Daily Existence for one hundred twenty thousand Displaced People in the Vast Shelter on the Malians Frontier.

A number of days a week, Mohamed ‘Momo’ Ag Malha walks at least 7 miles (11km) around the vast Mbera refugee camp in south-eastern Mauritania that has been his dwelling since 2012. The activity keeps the 84-year-old camp leader healthy in mind and body, and enables him to check on the wellbeing of other residents.

His initial stay in Mauritania happened in 1991, when he fled Mali as Tuareg rebels fought with the army in his native Timbuktu area.

After four years as a refugee, he went back and worked for a year as a community worker before transitioning to a teacher. Then in 2012, the Tuareg unrest once again pushed him across the border.

The former mathematics and physics teacher says he feels especially sad for the young people of Mbera, which is situated approximately 30 miles from the Malian border.

“Some of the young ones who were born here in Mbera have not once visited Mali,” he says. “They do not know their homeland [and] that is heartbreaking because a refugee always has two hearts: one here, where he lives, and another over there, in his homeland, which he longs to revisit one day.”

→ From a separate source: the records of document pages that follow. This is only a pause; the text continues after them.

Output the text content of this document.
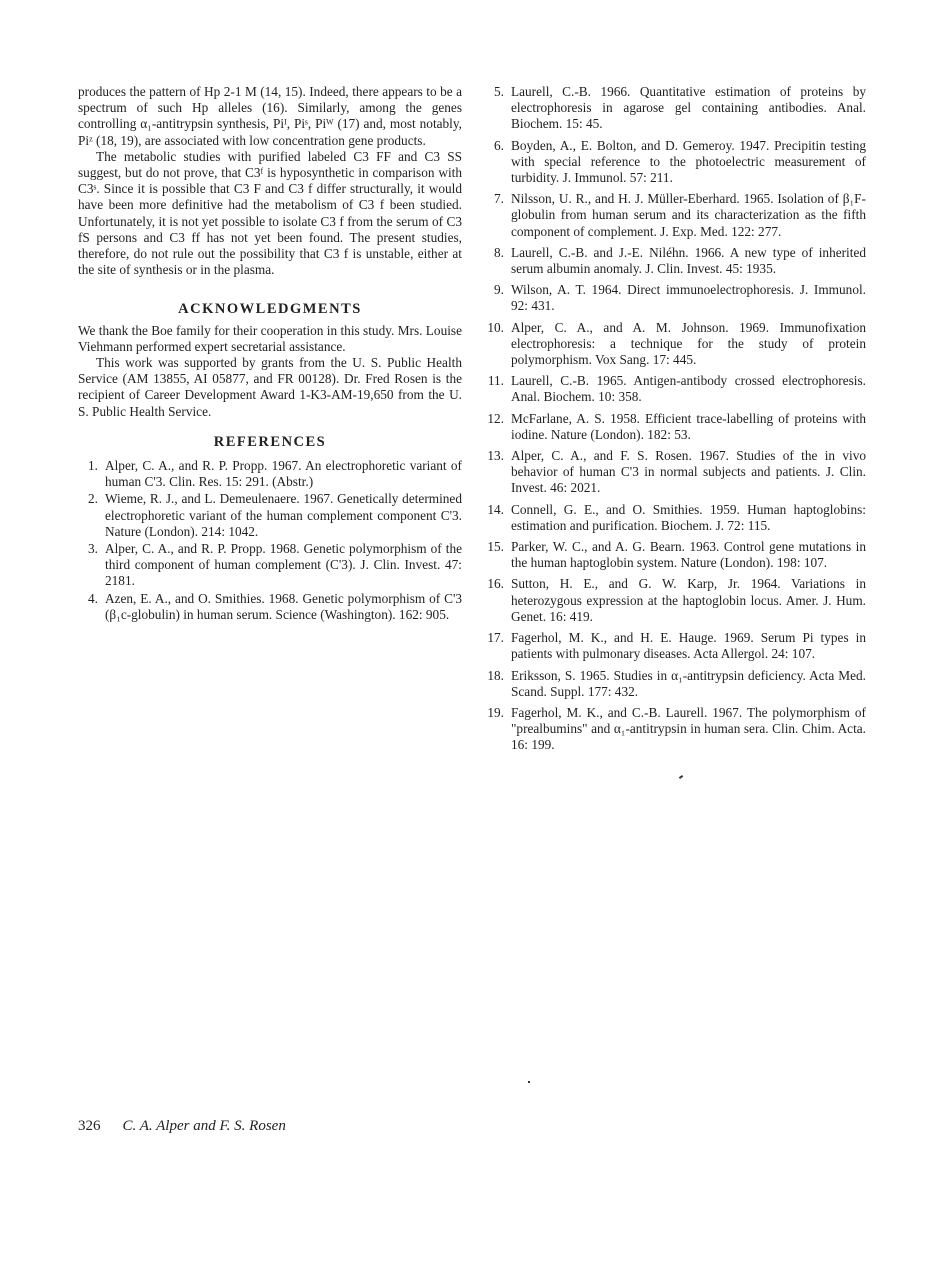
produces the pattern of Hp 2-1 M (14, 15). Indeed, there appears to be a spectrum of such Hp alleles (16). Similarly, among the genes controlling α₁-antitrypsin synthesis, Piᴵ, Piˢ, Piᵂ (17) and, most notably, Piᶻ (18, 19), are associated with low concentration gene products.

The metabolic studies with purified labeled C3 FF and C3 SS suggest, but do not prove, that C3ᶠ is hyposynthetic in comparison with C3ˢ. Since it is possible that C3 F and C3 f differ structurally, it would have been more definitive had the metabolism of C3 f been studied. Unfortunately, it is not yet possible to isolate C3 f from the serum of C3 fS persons and C3 ff has not yet been found. The present studies, therefore, do not rule out the possibility that C3 f is unstable, either at the site of synthesis or in the plasma.

ACKNOWLEDGMENTS

We thank the Boe family for their cooperation in this study. Mrs. Louise Viehmann performed expert secretarial assistance.

This work was supported by grants from the U. S. Public Health Service (AM 13855, AI 05877, and FR 00128). Dr. Fred Rosen is the recipient of Career Development Award 1-K3-AM-19,650 from the U. S. Public Health Service.

REFERENCES

1. Alper, C. A., and R. P. Propp. 1967. An electrophoretic variant of human C'3. Clin. Res. 15: 291. (Abstr.)

2. Wieme, R. J., and L. Demeulenaere. 1967. Genetically determined electrophoretic variant of the human complement component C'3. Nature (London). 214: 1042.

3. Alper, C. A., and R. P. Propp. 1968. Genetic polymorphism of the third component of human complement (C'3). J. Clin. Invest. 47: 2181.

4. Azen, E. A., and O. Smithies. 1968. Genetic polymorphism of C'3 (β₁c-globulin) in human serum. Science (Washington). 162: 905.

5. Laurell, C.-B. 1966. Quantitative estimation of proteins by electrophoresis in agarose gel containing antibodies. Anal. Biochem. 15: 45.

6. Boyden, A., E. Bolton, and D. Gemeroy. 1947. Precipitin testing with special reference to the photoelectric measurement of turbidity. J. Immunol. 57: 211.

7. Nilsson, U. R., and H. J. Müller-Eberhard. 1965. Isolation of β₁F-globulin from human serum and its characterization as the fifth component of complement. J. Exp. Med. 122: 277.

8. Laurell, C.-B. and J.-E. Niléhn. 1966. A new type of inherited serum albumin anomaly. J. Clin. Invest. 45: 1935.

9. Wilson, A. T. 1964. Direct immunoelectrophoresis. J. Immunol. 92: 431.

10. Alper, C. A., and A. M. Johnson. 1969. Immunofixation electrophoresis: a technique for the study of protein polymorphism. Vox Sang. 17: 445.

11. Laurell, C.-B. 1965. Antigen-antibody crossed electrophoresis. Anal. Biochem. 10: 358.

12. McFarlane, A. S. 1958. Efficient trace-labelling of proteins with iodine. Nature (London). 182: 53.

13. Alper, C. A., and F. S. Rosen. 1967. Studies of the in vivo behavior of human C'3 in normal subjects and patients. J. Clin. Invest. 46: 2021.

14. Connell, G. E., and O. Smithies. 1959. Human haptoglobins: estimation and purification. Biochem. J. 72: 115.

15. Parker, W. C., and A. G. Bearn. 1963. Control gene mutations in the human haptoglobin system. Nature (London). 198: 107.

16. Sutton, H. E., and G. W. Karp, Jr. 1964. Variations in heterozygous expression at the haptoglobin locus. Amer. J. Hum. Genet. 16: 419.

17. Fagerhol, M. K., and H. E. Hauge. 1969. Serum Pi types in patients with pulmonary diseases. Acta Allergol. 24: 107.

18. Eriksson, S. 1965. Studies in α₁-antitrypsin deficiency. Acta Med. Scand. Suppl. 177: 432.

19. Fagerhol, M. K., and C.-B. Laurell. 1967. The polymorphism of "prealbumins" and α₁-antitrypsin in human sera. Clin. Chim. Acta. 16: 199.

326 C. A. Alper and F. S. Rosen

Originally planned as a few thousand dwellings, Mbera now hosts around 120,000 refugees, according to the United Nations High Commissioner for Refugees. In addition, it is estimated that at least 154,000 refugees dwell in nearby villages across the Hodh Ech Chargui province. More than half are under 18.

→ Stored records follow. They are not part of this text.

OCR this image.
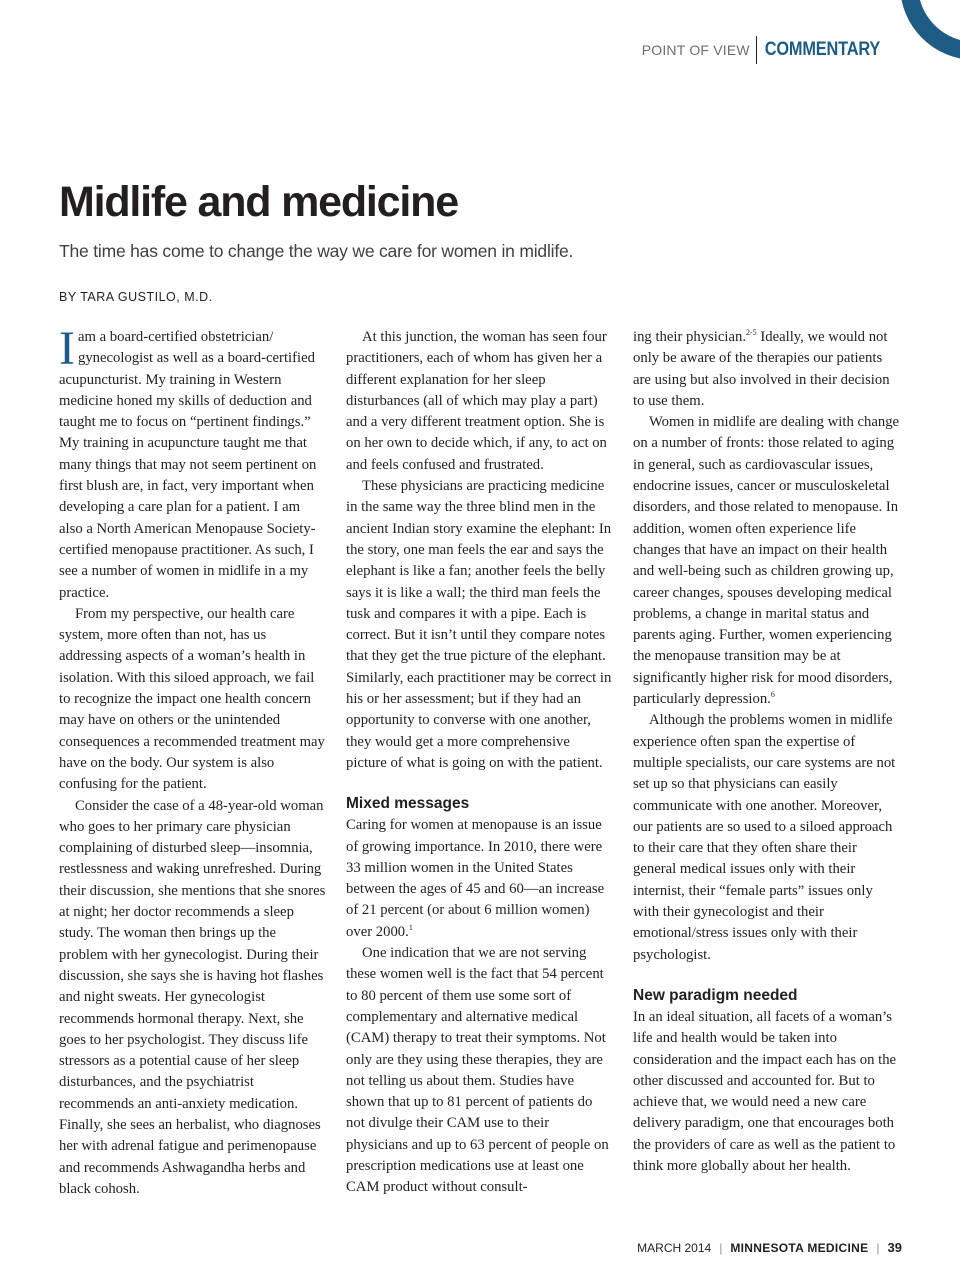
POINT OF VIEW COMMENTARY
Midlife and medicine

The time has come to change the way we care for women in midlife.

BY TARA GUSTILO, M.D.

Iam a board-certified obstetrician/ gynecologist as well as a board-certified acupuncturist. My training in Western medicine honed my skills of deduction and taught me to focus on “pertinent findings.” My training in acupuncture taught me that many things that may not seem pertinent on first blush are, in fact, very important when developing a care plan for a patient. I am also a North American Menopause Society-certified menopause practitioner. As such, I see a number of women in midlife in a my practice.

From my perspective, our health care system, more often than not, has us addressing aspects of a woman’s health in isolation. With this siloed approach, we fail to recognize the impact one health concern may have on others or the unintended consequences a recommended treatment may have on the body. Our system is also confusing for the patient.

Consider the case of a 48-year-old woman who goes to her primary care physician complaining of disturbed sleep—insomnia, restlessness and waking unrefreshed. During their discussion, she mentions that she snores at night; her doctor recommends a sleep study. The woman then brings up the problem with her gynecologist. During their discussion, she says she is having hot flashes and night sweats. Her gynecologist recommends hormonal therapy. Next, she goes to her psychologist. They discuss life stressors as a potential cause of her sleep disturbances, and the psychiatrist recommends an anti-anxiety medication. Finally, she sees an herbalist, who diagnoses her with adrenal fatigue and perimenopause and recommends Ashwagandha herbs and black cohosh.

At this junction, the woman has seen four practitioners, each of whom has given her a different explanation for her sleep disturbances (all of which may play a part) and a very different treatment option. She is on her own to decide which, if any, to act on and feels confused and frustrated.

These physicians are practicing medicine in the same way the three blind men in the ancient Indian story examine the elephant: In the story, one man feels the ear and says the elephant is like a fan; another feels the belly says it is like a wall; the third man feels the tusk and compares it with a pipe. Each is correct. But it isn’t until they compare notes that they get the true picture of the elephant. Similarly, each practitioner may be correct in his or her assessment; but if they had an opportunity to converse with one another, they would get a more comprehensive picture of what is going on with the patient.

Mixed messages

Caring for women at menopause is an issue of growing importance. In 2010, there were 33 million women in the United States between the ages of 45 and 60—an increase of 21 percent (or about 6 million women) over 2000.$^1$

One indication that we are not serving these women well is the fact that 54 percent to 80 percent of them use some sort of complementary and alternative medical (CAM) therapy to treat their symptoms. Not only are they using these therapies, they are not telling us about them. Studies have shown that up to 81 percent of patients do not divulge their CAM use to their physicians and up to 63 percent of people on prescription medications use at least one CAM product without consult-

ing their physician.$^{2-5}$ Ideally, we would not only be aware of the therapies our patients are using but also involved in their decision to use them.

Women in midlife are dealing with change on a number of fronts: those related to aging in general, such as cardiovascular issues, endocrine issues, cancer or musculoskeletal disorders, and those related to menopause. In addition, women often experience life changes that have an impact on their health and well-being such as children growing up, career changes, spouses developing medical problems, a change in marital status and parents aging. Further, women experiencing the menopause transition may be at significantly higher risk for mood disorders, particularly depression.$^6$

Although the problems women in midlife experience often span the expertise of multiple specialists, our care systems are not set up so that physicians can easily communicate with one another. Moreover, our patients are so used to a siloed approach to their care that they often share their general medical issues only with their internist, their “female parts” issues only with their gynecologist and their emotional/stress issues only with their psychologist.

New paradigm needed

In an ideal situation, all facets of a woman’s life and health would be taken into consideration and the impact each has on the other discussed and accounted for. But to achieve that, we would need a new care delivery paradigm, one that encourages both the providers of care as well as the patient to think more globally about her health.

MARCH 2014 | MINNESOTA MEDICINE | 39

Government authorities say the area is the number three human settlement in Mauritania after Nouakchott and Nouadhibou, the administrative and commercial capitals.

Each month, thousands more refugees arrive across the border, fleeing a militant uprising that hijacked the Tuareg rebellion and has since left large parts of the country uncontrollable. Aid workers – particularly at the UN World Food Programme (WFP) and Unicef office in the town of Bassikounou, which assists the camp and adjacent settlements – cannot stop worrying. They have faced declining resources as foreign donors – most notably the now defunct USAID – have severely slashed funding this year.

“We’ve gone from [being able to] help almost 90,000 people with both provisions or financial assistance every month to about 53,000 … and had to halt essential nutrition programmes for undernourished children and mothers due to funding cuts,” says Aliou Diongue, country director for WFP.

The camp has many of the features of a long-term settlement, including its own bank, eight schools, a market with more than 500 shops, and volleyball and football activities. Members of a parent-teacher association use megaphones to get more children registered in school. New comers are documented by aid workers and state agents using biometric systems.

Nearby, security patrols protect the camp from the risk of armed groups just a few miles from the border.

Some residents have taken on new roles with enthusiasm: volunteers in the SOS Desert organisation cultivate food for sale and run an anti-fire brigade putting out bushfires; members of a women’s resource network look after those wounded by jihadist attacks and expectant mothers while also raising awareness about schooling girls.

But the camp’s requirements are clear.

“We have the determination, we have the women, but not enough resources or materials,” a leading member of the network says. “Sometimes we repurpose what little we have, but it is not enough for the requirements of the camp.”

In the schools, the children are served one meal daily by WFP. At one school with 100 children per class, six or seven of them cluster by a big tray to eat the same meal every school day – rice that is almost plain, save for a few pulses.

“We’re still providing school meals, essential food aid, and financial support in the Mbera camp, but it’s not enough,” says Diongue. “We’re concentrating on the most at-risk while working continuously to acquire new funding through the broadening of our support network.”

The meals are supported by recent donations including several thousand tonnes of rice donated by the South Korean government – the only goods in a bulk of the warehouses. A few donors are also helping initiate self-sufficiency programmes to help refugees farm and rear animals so they can earn an income and enhance their quality of life.

Though Malha oversees everything responsibly, helping the aid workers’ assist the most vulnerable households, his heart aches to return to Mali.

“When you leave your country, you forfeit everything – your work, your home, your family sometimes,” he says. “Here, you depend only on humanitarian aid. Sometimes that aid is enough, sometimes it is not. And when it is not, you suffer.
“We thank the Mauritanian authorities and the humanitarian organisations for what they have done for us but it is not the same as being in your own country, working with your own hands and living with self-respect.”
Timothy Stanton
Timothy Stanton

Elara is a sustainability advocate and tech innovator, passionate about creating eco-friendly solutions for global challenges.